Des
corps amoncelés. À Troie, à Carthage. Guerre et morts font avancer
l'histoire.
Visions,
prémonitions. Le cheval apparaît dans un œil qui deviendra plus
tard l'oculus du Panthéon de Rome. Cassandre (Deborah Voigt) a le
visage et la voix usés, à force de prédire : Cesse de craindre
en cessant de prévoir; / Lève vers la voûte azurée / L'œil de
ton âme rassurée. Apollon, parce qu'elle s'était refusée à
lui, la privera du pouvoir de se faire croire [1].
Hector en spectre |
Il
y a foule pour la prise de Troie. Pour s'y retrouver, les
membres d'une même famille portent le même costume.

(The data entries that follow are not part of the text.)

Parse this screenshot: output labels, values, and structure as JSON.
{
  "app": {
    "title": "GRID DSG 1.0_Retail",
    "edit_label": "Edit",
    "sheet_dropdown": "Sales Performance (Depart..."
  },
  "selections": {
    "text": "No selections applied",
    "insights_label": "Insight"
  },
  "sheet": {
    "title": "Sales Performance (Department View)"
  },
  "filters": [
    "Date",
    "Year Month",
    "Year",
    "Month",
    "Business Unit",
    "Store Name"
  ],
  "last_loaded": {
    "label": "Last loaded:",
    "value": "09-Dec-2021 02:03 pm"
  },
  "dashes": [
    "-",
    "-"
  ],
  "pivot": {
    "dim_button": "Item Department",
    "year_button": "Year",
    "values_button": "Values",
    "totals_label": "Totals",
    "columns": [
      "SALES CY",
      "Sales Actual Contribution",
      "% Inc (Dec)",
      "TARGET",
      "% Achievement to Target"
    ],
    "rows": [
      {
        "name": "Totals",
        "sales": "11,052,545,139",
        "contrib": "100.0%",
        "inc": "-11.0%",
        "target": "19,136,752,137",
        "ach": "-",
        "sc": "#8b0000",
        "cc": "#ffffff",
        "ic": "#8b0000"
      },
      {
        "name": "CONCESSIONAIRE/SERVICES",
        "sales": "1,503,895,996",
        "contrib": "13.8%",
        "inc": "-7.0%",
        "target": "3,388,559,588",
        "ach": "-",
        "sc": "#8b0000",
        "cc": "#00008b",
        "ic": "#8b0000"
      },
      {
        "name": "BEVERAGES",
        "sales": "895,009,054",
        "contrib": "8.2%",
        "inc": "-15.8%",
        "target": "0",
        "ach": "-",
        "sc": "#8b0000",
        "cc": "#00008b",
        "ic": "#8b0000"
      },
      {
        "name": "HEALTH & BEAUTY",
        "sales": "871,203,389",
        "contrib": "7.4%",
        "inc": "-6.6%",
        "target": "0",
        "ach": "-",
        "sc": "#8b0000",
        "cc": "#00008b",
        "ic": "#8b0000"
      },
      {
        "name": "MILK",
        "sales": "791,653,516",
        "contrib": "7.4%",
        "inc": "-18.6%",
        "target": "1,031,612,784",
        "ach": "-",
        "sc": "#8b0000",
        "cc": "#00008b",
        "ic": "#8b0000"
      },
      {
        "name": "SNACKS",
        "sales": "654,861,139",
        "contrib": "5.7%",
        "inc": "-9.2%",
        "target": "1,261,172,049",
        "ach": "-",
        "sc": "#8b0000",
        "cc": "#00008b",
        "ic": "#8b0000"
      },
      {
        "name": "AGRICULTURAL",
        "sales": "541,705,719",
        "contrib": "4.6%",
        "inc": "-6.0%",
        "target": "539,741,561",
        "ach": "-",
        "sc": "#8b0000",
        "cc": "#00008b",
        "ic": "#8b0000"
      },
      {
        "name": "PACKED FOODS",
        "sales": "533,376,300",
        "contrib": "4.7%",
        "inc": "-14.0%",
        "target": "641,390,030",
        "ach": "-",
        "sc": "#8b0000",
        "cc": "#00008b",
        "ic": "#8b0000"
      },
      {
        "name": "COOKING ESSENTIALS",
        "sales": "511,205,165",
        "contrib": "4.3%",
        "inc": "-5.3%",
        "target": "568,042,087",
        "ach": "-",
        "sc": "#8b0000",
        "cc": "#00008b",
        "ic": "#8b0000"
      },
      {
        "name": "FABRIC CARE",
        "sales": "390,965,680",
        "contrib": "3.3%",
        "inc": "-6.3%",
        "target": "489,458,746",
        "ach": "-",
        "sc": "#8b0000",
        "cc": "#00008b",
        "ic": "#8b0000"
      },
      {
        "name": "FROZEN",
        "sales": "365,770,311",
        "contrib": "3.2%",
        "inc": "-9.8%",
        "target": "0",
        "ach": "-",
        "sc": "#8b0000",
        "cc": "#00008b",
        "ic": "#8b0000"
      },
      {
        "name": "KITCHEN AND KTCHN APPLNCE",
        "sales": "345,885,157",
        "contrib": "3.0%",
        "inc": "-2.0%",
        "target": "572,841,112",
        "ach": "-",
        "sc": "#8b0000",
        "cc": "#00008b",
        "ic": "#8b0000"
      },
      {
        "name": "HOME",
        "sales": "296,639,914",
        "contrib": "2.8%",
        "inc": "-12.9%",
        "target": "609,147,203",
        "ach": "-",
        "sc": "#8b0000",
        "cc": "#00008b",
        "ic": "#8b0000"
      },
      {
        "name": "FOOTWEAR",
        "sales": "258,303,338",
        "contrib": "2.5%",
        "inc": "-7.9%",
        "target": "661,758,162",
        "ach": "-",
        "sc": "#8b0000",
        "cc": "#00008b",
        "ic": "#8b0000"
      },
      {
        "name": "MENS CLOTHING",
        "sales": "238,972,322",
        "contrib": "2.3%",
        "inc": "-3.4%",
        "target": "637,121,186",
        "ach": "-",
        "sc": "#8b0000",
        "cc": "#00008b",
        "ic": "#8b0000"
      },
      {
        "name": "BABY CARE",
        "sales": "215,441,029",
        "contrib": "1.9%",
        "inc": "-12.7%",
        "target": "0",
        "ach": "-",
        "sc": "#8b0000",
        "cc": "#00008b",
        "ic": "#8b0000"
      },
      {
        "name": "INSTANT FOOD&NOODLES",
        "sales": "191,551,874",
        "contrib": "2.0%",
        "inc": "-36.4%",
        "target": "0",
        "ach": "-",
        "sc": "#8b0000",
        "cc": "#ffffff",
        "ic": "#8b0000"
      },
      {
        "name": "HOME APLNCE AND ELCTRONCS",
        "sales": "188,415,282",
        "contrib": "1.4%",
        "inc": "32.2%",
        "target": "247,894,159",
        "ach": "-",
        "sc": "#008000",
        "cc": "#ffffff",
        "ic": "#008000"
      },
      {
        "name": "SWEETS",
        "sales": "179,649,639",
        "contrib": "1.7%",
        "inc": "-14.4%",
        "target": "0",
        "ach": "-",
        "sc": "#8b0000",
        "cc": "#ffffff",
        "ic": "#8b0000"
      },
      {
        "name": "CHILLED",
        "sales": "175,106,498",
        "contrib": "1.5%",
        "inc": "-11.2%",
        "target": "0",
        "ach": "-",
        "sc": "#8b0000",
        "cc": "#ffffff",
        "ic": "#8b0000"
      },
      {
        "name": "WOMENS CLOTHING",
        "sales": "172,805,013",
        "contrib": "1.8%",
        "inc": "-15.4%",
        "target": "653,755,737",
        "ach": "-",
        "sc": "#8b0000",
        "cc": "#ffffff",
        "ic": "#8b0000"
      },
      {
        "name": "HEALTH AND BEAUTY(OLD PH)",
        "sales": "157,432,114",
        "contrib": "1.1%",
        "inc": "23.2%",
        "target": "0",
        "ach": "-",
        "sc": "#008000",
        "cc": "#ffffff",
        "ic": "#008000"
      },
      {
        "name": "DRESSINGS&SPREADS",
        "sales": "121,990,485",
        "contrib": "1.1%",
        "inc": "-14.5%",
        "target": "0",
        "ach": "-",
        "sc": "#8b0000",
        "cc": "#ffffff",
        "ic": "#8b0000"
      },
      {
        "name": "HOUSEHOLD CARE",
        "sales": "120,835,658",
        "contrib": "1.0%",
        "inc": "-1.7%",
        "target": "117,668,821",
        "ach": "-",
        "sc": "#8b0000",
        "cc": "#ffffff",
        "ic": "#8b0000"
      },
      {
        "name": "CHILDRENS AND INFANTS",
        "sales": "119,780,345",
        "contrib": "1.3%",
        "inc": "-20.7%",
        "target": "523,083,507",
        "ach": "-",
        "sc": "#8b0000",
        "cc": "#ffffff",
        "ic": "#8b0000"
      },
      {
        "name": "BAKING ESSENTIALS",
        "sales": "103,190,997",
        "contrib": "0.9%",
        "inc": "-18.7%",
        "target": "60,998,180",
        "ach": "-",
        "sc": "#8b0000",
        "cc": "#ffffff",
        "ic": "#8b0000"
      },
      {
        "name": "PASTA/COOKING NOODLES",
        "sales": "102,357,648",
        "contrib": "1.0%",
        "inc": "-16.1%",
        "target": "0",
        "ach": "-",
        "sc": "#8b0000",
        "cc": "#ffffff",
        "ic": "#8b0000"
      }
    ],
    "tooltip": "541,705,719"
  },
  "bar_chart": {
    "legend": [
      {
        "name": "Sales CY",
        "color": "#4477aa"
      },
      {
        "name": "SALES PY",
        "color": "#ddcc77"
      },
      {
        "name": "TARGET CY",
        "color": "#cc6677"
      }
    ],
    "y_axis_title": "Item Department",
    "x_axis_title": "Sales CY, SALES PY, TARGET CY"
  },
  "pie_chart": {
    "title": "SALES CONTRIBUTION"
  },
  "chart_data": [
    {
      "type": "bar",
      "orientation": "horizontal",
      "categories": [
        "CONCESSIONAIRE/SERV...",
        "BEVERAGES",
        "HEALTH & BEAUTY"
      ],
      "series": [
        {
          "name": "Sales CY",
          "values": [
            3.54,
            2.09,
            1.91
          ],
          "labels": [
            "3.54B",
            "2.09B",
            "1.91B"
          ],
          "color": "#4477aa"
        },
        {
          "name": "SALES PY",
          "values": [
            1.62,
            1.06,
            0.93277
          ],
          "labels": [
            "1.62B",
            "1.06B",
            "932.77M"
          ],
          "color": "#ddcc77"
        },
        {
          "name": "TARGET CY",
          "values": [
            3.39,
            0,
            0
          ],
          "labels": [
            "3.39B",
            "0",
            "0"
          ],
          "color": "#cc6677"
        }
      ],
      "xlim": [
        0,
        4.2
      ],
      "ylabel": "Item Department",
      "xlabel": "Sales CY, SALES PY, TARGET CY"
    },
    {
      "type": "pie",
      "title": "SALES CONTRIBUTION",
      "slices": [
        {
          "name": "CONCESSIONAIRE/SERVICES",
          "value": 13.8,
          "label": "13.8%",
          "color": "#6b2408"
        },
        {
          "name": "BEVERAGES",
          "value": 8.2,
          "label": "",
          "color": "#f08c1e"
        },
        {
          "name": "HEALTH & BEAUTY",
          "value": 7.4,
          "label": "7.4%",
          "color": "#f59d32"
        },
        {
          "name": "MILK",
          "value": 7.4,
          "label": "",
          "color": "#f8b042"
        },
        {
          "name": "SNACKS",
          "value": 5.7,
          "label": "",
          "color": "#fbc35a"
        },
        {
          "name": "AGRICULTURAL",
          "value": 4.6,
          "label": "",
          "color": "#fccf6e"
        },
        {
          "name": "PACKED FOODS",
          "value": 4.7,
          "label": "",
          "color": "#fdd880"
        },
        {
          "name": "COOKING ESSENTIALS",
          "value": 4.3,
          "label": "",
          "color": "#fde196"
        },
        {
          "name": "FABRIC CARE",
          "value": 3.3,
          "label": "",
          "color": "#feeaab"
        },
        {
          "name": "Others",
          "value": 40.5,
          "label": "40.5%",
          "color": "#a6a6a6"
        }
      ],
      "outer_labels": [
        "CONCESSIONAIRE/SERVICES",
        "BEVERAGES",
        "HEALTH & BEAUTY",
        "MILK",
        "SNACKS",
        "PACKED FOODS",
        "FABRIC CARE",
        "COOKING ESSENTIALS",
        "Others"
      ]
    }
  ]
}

Un jeu de sept
familles antique.
Le
grand-prêtre Laocoon, fermement opposé à l'introduction du cheval
dans les murs de Troie, est, ainsi que ses fils, dévoré par des
serpents monstrueux, envoyés par Apollon [1]. Chorégraphie
dérangeante pour l'horrible festin, où les enfants sont propulsés
en l'air, encore et encore, comme de vulgaires ballots. L'apparition
d'Andromaque et de son fils Astyanax (rôles muets), pleurant sur le
corps d'Hector, est d'une extrême tension dramatique. Effrayante est
celle du spectre d'Hector, livide et sang.
Berlioz
a pris quelques libertés avec la mythologie : Cassandre ne se cache
pas dans le temple d'Athéna, ne sera pas donnée à Agamemnon [1],
mais se poignarde, entraînant dans la mort les femmes qui ne veulent
pas s'avilir (les soprani, tandis que les alti – ces
éternelles traîtresses – se donnent à l'ennemi grec). Quant aux
dieux, ils ont déjà leurs noms latins, alors que Rome n'est pas
encore fondée – la faute à Virgile ! Et surtout, Berlioz a fait
long, parfois très long : les passages instrumentaux sont un défi
pour le metteur en scène qui doit « meubler », d'autant qu'aucune coupure n'a été concédée.
Point
d'ellipse à la Purcell, Les Troyens à Carthage
est un Didon et Enée
dans tous ses détails. Dans cette Carthage où l'on est vêtu pour
la pratique du yoga ou du taï-chi, les chorégraphies mal adaptées,
sans recherche, font bailler. Assez, ma sœur, je ne
souffre qu'à peine / Cette fête importune...
Mais
il y a Didon (Susan Graham), son duo subtil Les chants joyeux
avec sa sœur Anna (Karen Cargill), son air de désespoir et de folie
Ah Ah, je vais mourir, qu'elle chante avec les tripes, après
avoir été violemment jetée à terre et ensevelie sous des cordages
par les marins troyens. Il y a le poète Iopas (Eric Cutler – qui
fut Tamino à la Halle aux Grains en 2010) qui donne l'ode Ô
blonde Cérès avec la délicatesse des aigus, les couleurs, la
finesse... d'un poète. Il y a le jeune marin Hylas (Paul Appleby)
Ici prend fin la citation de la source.